Background
Total knee replacement (TKR) is an effective treatment to relieve pain and restore function in patients with advanced knee osteoarthritis (OA). TKR utilization is growing rapidly, and the appropriateness of current TKR use is of great interest. We examined patient-reported pre-operative pain and function profiles to understand symptom severity at the time of TKR decision.
Methods
Data were from FORCE-TJR. We included patients undergoing primary, unilateral TKRs between 2011 and 2014 for OA, and had data on the Knee Injury and Osteoarthritis Outcome Score (KOOS) pain and SF-36 Physical Component Summary (PCS) score.
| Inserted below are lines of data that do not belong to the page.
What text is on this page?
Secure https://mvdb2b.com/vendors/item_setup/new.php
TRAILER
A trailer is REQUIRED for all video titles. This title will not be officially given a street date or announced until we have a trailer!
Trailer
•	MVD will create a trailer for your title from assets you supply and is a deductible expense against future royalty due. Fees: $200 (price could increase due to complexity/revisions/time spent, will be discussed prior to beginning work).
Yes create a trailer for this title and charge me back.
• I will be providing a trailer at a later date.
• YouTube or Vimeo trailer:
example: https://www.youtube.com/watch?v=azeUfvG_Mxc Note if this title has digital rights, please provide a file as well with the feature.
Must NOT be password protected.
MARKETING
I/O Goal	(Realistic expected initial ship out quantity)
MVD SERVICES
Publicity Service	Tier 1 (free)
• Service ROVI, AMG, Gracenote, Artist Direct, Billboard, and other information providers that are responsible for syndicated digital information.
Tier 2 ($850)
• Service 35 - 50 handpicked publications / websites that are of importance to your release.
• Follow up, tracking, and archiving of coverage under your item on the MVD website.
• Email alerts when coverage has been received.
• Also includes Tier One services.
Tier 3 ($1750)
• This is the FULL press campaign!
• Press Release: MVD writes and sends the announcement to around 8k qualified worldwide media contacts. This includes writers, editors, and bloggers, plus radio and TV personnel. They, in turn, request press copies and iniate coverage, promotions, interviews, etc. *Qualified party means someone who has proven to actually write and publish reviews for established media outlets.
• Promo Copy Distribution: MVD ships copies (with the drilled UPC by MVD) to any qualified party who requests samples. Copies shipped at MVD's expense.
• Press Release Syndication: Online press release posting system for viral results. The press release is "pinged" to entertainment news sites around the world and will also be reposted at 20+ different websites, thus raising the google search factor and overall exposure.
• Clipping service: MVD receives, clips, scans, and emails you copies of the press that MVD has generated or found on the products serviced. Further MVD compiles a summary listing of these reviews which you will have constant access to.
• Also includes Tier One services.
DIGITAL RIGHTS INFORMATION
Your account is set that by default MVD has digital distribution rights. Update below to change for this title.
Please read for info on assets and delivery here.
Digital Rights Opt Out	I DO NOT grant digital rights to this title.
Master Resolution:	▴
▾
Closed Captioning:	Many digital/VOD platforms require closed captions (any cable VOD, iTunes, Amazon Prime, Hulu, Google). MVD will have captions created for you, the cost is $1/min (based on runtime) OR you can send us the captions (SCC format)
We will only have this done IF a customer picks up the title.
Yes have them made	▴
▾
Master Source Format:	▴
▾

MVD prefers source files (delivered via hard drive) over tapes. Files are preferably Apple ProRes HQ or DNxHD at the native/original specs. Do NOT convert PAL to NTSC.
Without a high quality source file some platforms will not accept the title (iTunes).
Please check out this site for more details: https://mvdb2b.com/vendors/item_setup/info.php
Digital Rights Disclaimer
We compared patient profiles across groupings by symptoms: 1) little pain-and-high function (KOOS≥70, PCS≥40), 2) little pain-but-poor function (KOOS≥70, PCS<40), 3) high pain-but-high function KOOS<70, PCS≥40), and 4) high pain-and-poor function (KOOS<70, PCS<40).
Results
Of 6,936 patients, 77% had high pain-and-poor function (Group 4), 19% had high pain or poor function (Groups 2–3), and 5% had little pain-and-high function prior to TKR (Group 1). In Group 1, 86% were constantly aware of their knee problem, 48% reported pain daily yet 5% experienced severe or extreme pain-on-stairs, 1% pain-in-bed. Over half had a lot of limitations in vigorous activities. Compared with Group 4, Group 1 were older, less obese, more educated, and included more men and people reporting being healthy, less disabled, and happy (p<0.05 for all).
Conclusion
The majority of patients undergoing TKRs had significant pain and/or poor function. Our results provide critical information given the current debate of potentially inappropriate TKR utilization in the US.